January 3, 2009

I sit down on a wooden bench, looking at the large black canvas and suddenly tears fill my eyes. For several minutes I can’t stop crying, head in hands, letting it all out.  Perhaps had this been in NYC or Jerusalem somebody would have offered me a tissue (and advise), but this was London – the Tate Modern, and hundreds of people, mostly tourists like me, crowded the Mark Rothko Retrospective, politely ignoring a grown man weeping on a bench. Perfectly fine– the last thing I needed was to try and explain what was going on.  Why was I weeping? A few deep breaths later I dry my eyes and scribble quick thoughts in the margins of the catalogue, trying to identify my strong emotional reaction to Rothko’s ‘Black Form Untitled No. 11’: “gradually, life dies into death, slowly, and there are no real separations, no borders, no shades, no death, no fear. I feel like I’m inside a tomb.”
The painting, from the artists’ later years, is a large square dominating the canvas – but unlike his more colorful palettes this one is all black. There is something hypnotic about it, like a vortex, or a long corridor of open doors. What first looks like a singular black surface becomes, as soon as I pause to really see it, a meditation on darkness: deep and deeper black, blurred, bottomless boundaries.  A quote by Rothko greets visitors as they enter the exhibit hall:” If people want sacred experiences they will find them here. If they want profane experiences they will have them too. I take no sides.” I was surprised by my own reaction to the power of the art – it did feel sacred. And it felt good to cry, release some of the sadness I’ve been walking with all day, and to push my own boundaries of what’s ok or not ok to do. (I cry easily, truth be told, but real loud sobs, alone, in the middle of this big crowded gallery?)

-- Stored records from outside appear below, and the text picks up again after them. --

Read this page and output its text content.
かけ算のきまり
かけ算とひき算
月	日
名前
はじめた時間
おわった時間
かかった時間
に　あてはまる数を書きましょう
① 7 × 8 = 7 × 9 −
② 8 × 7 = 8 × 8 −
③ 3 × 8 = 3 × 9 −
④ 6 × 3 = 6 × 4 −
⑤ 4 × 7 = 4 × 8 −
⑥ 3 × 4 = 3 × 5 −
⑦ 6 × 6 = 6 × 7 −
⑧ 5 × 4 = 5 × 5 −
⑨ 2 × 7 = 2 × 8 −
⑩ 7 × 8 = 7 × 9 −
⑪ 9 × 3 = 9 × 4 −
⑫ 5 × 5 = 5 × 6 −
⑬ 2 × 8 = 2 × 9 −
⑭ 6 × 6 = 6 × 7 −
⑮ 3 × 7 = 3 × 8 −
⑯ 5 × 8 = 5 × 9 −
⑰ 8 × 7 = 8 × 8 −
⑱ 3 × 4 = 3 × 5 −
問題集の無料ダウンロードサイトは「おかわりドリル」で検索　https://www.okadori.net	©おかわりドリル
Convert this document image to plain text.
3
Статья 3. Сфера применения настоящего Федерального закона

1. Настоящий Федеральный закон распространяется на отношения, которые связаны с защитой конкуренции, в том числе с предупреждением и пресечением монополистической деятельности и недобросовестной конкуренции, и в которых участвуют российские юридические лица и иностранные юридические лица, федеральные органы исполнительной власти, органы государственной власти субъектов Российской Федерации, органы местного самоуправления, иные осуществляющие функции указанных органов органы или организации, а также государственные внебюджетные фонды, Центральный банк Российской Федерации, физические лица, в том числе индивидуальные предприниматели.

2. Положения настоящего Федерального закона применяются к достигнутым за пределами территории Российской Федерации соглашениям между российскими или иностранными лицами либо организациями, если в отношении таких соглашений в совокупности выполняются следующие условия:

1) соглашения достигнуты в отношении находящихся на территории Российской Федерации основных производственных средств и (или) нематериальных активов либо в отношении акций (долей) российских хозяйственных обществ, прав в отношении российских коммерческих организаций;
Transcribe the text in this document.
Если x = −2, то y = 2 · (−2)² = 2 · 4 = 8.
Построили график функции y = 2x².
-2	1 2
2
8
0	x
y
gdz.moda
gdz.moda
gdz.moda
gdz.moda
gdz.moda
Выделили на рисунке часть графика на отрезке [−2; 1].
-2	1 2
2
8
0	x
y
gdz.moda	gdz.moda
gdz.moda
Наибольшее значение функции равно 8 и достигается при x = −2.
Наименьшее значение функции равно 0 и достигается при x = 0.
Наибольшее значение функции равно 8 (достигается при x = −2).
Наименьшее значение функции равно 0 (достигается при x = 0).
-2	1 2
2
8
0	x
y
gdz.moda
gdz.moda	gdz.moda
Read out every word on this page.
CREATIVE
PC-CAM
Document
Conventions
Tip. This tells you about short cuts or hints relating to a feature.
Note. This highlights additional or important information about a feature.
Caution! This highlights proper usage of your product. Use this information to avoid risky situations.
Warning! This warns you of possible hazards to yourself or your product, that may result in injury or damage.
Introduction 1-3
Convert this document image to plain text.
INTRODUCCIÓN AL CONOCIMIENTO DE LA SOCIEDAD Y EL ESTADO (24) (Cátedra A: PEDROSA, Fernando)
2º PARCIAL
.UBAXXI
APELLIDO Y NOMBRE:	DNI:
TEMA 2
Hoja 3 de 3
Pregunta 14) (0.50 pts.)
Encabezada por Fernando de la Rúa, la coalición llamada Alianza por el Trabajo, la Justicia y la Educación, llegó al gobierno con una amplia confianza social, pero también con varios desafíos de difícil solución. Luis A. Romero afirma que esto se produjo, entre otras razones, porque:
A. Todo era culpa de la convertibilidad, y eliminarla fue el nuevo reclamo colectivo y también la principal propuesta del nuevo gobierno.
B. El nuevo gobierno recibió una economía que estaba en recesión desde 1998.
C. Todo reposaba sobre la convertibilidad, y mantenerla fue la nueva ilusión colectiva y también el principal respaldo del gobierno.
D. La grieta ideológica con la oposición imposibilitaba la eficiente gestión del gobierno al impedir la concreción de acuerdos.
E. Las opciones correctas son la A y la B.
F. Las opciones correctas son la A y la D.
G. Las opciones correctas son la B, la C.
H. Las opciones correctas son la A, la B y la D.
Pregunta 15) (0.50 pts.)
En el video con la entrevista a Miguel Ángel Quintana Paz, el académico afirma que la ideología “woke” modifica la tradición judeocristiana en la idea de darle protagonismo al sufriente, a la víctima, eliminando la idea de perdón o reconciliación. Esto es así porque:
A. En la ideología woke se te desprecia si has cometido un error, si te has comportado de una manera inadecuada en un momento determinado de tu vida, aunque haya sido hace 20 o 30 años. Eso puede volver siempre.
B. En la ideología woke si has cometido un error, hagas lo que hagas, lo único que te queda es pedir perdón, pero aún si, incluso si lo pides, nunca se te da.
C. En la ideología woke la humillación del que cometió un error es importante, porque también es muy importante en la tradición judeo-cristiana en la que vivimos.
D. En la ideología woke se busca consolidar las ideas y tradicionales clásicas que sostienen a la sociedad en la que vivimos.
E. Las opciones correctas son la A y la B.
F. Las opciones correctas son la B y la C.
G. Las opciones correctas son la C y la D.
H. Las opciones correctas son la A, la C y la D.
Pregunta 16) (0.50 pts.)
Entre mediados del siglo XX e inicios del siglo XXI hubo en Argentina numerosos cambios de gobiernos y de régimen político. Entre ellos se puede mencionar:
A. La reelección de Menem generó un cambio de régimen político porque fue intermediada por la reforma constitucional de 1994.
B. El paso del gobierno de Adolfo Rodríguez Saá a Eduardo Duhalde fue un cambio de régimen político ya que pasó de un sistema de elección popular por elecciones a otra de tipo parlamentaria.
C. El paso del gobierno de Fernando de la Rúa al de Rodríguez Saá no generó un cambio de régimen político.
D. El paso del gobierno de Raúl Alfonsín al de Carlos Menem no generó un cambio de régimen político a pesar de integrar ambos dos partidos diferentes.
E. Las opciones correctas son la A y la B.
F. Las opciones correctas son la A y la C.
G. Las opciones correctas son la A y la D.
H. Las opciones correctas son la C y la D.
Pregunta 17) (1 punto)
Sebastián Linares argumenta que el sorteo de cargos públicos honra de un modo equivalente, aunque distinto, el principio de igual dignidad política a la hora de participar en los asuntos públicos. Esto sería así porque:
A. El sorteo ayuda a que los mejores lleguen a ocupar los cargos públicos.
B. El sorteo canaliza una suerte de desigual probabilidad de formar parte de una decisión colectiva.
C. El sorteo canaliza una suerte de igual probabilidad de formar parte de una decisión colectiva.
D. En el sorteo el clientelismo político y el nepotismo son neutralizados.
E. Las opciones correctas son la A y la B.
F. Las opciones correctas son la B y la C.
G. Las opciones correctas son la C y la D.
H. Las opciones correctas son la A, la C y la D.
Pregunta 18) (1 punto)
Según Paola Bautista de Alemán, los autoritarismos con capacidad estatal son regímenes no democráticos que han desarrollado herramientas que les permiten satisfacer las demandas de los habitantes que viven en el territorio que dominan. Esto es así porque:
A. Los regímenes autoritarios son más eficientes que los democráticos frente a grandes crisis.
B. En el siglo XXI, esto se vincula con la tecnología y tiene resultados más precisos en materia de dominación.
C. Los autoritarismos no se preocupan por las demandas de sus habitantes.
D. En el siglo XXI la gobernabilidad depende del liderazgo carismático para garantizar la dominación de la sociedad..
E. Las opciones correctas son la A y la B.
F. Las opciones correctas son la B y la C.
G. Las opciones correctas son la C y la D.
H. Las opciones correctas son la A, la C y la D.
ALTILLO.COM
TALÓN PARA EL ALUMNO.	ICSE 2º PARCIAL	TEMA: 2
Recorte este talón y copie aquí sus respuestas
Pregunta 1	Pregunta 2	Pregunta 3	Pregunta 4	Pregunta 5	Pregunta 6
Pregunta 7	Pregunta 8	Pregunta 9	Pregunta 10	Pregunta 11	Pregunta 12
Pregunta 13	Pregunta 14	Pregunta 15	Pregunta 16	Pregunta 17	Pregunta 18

I’ve been thinking about boundaries and borders all day – traveling from NYC back to Jerusalem – with a 24 hour stopover in London to visit family and indulge in ‘speed culture’ — ‘Babylon’ exhibit at the British Museum,  Rothko at the Tate, Turandot at the Royal Opera House. In between, walking alone along the freezing, familiar streets of London, I am in total transit: traveling between different homes, loved ones, obligations, languages, currencies, cell phone numbers – boundaries blur in ways both comforting and utterly confusing.  And, all along my walking – newspaper stands with updated bulletin boards – other borders violently dissolving: ‘Israel vows to fight to the bitter end’ is one headline, ‘Gaza Doom’ is another.  When I weep, courtesy of Rothko, it’s all of that combined: A weeping that makes no sense but helps to release the tension, if only for a moment.  But is it really helpful? What comes after weeping?

After I leave the Tate and walk along the Thames River I am reminded of another moment of weeping  – happening in this week’s Torah Tale ‘VaYigash’. The aftermath of THAT cry is of historical proportions – dissolving geographical and emotional borders, and opening tangible new possibilities for redemption and hope.
Joseph weeps– and though he has cried a few times in these Genesis chapters that describe his re-encounter with his siblings, the really big weeping erupts when he ‘comes out’ to them, revealing his true identity: Joseph’s cry is mythic – instantly reverberating throughout the land: “And he wept aloud; and the Egyptians heard, and the house of Pharaoh heard” (Genesis, 45: 2)
After the weeping come the stunned silence, and then – the gradual reconciliation, awkward words, embraces, kisses.  Then there’s the reunion between Jacob & Joseph, as the aged Patriarch and his entire household evacuate the famine stricken homeland, leaving starvation behind for the abundance of Egypt. Joseph’s weeping opens the doors to truth and forgiveness– and also to the pantry of human survival.

The borders between Israel, Gaza and Egypt are wide open again, bleeding like open wounds – and the famine is back, and is real, as is the despair and anger and great weeping. Rockets defy borders, rage denies agreements, this ongoing pain is blurring away the dream that brothers and sisters, Abraham’s children, can co exist in peace.
But if there’s anything to learn from Joseph’s surreal saga it is the reminder that everything changes, and that dreams do come true. The man who was betrayed by his own brothers will be the one to offer them life. The grief of a bereaved parent will become but a memory, and a family torn by torment once again reunited. Joseph weeps and the world is shattered, and is changed.  How much weeping, and by whom – can change the reality in the Middle East of today?

In the Tate gift shop I find a postcard of ‘Untitled No. 11’ and also a pin that says ‘Peace begins with a smile’. I smile to the cashier, wish her a peaceful and happy new year and head out to the cold, and I go home.